No doubt, despite my apologies and his forgiveness, this incident left an air of tension between us. We sat in silence for half an hour until he noted that I was writing so quickly in my journal. He then asked if I was writing about what had just happened – the misunderstanding we had with each other.

“Sí,” I said to him.

He threw me a laugh, then apologized for what had happened. Perhaps he felt that he had given me the wrong impression of Spain. We conversed more, arduously with limited understanding of each other’s language, gesticulating as much as possible.

His name was Pedro, a retired veterinarian. He gave me his address and wanted a copy of my story when I finished writing it. I told him where else I had been.

“Solo (alone)?” he asked.

“Sí, sí, solo.”

“Que valiente (How very courageous)!” To him, traveling so far away from home alone was something he would not have dared to do in his early twenties.

Then, Pedro drew a map of Madrid and pointed out two train stations, Atocha and Chamartin. He indicated the location of his house, wanted to know where I was going, and offered to give me a lift if I was going his direction.
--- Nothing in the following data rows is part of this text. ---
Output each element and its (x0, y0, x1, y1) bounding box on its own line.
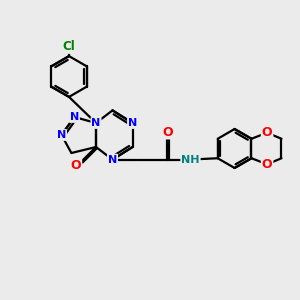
Text: Cl: Cl (63, 40, 75, 53)
Text: O: O (262, 158, 272, 171)
Text: N: N (128, 118, 137, 128)
Text: N: N (70, 112, 79, 122)
Text: N: N (108, 154, 117, 165)
Text: O: O (262, 126, 272, 139)
Text: N: N (57, 130, 66, 140)
Text: O: O (162, 125, 173, 139)
Text: N: N (92, 118, 100, 128)
Text: O: O (70, 159, 81, 172)
Text: NH: NH (181, 154, 200, 165)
For a man I almost “killed”, he was offering me a ride. What a country!

“Gracias,” I said. “Pero, no se donde está la casa de mi amiga (Thank you, but I don’t know where my friend’s house is).”

The real explanation was that, not only did I not know where to go, I was meeting my sister’s friend whom I had never met. I didn’t even have a map of Madrid. The only thing I had was the phone number of my sister’s friend. But I wasn’t about to explain all that.
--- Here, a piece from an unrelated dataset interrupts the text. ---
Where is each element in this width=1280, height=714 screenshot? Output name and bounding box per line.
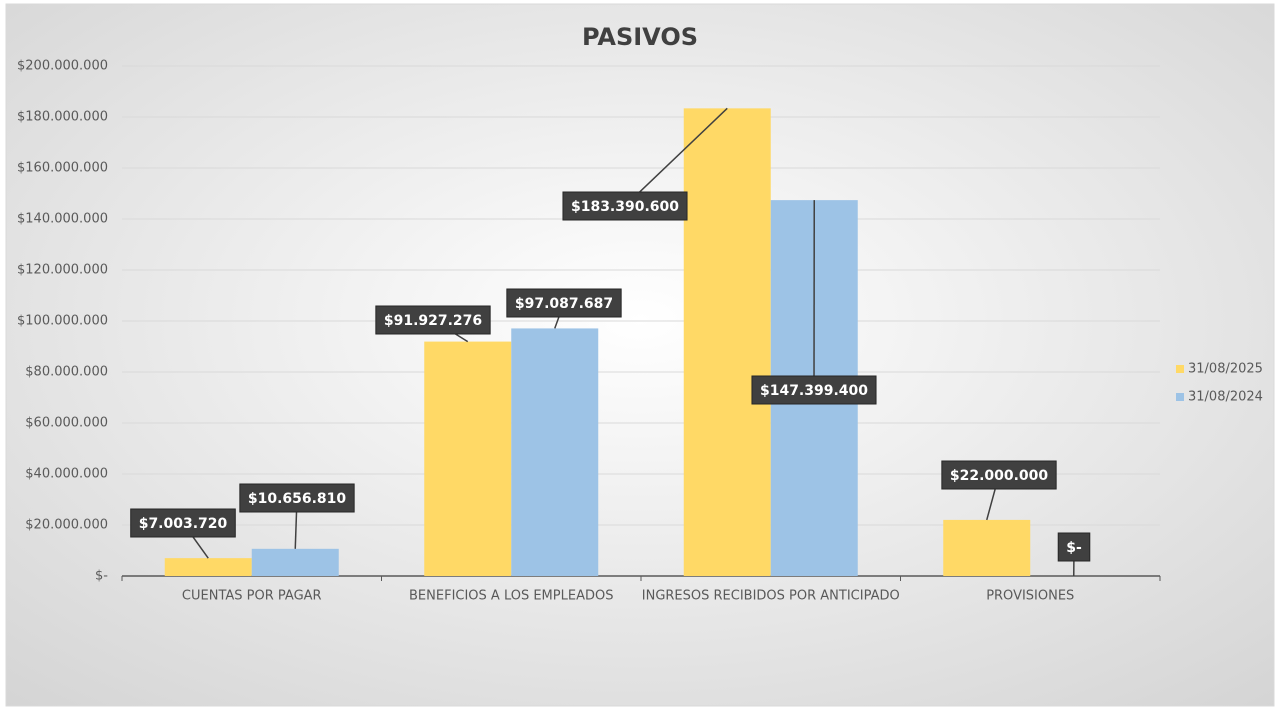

Before we got to Madrid, Pedro called his son on his mobile phone. They spoke in Spanish, but I understood he was recounting the incident to his son. Then, he passed me his mobile phone, gesturing me to speak to his son.

“Hello?” I said.

“Hello, yes. My father wanted to tell you that he’s really sorry about the incident. He hoped that he did not give you a terrible impression of Spain.”

“No, please. I’m the one that should be sorry. It’s okay. Everything’s cool. Thank you so much,” I said. As always, my vocabulary had been reduced to only “cool” and “okay” to describe everything. Since “cool” is the adjective so widely patronized by youth, maybe my response was adequate. I gave the phone back to Pedro. They exchanged a few more words and then hung up.

When the train arrived in Madrid, we said our goodbyes. I headed toward the exit where I lost sight of Pedro in the crowd of people. The end of our meeting remained at its beginning, arrested in time and hidden in a little lined book.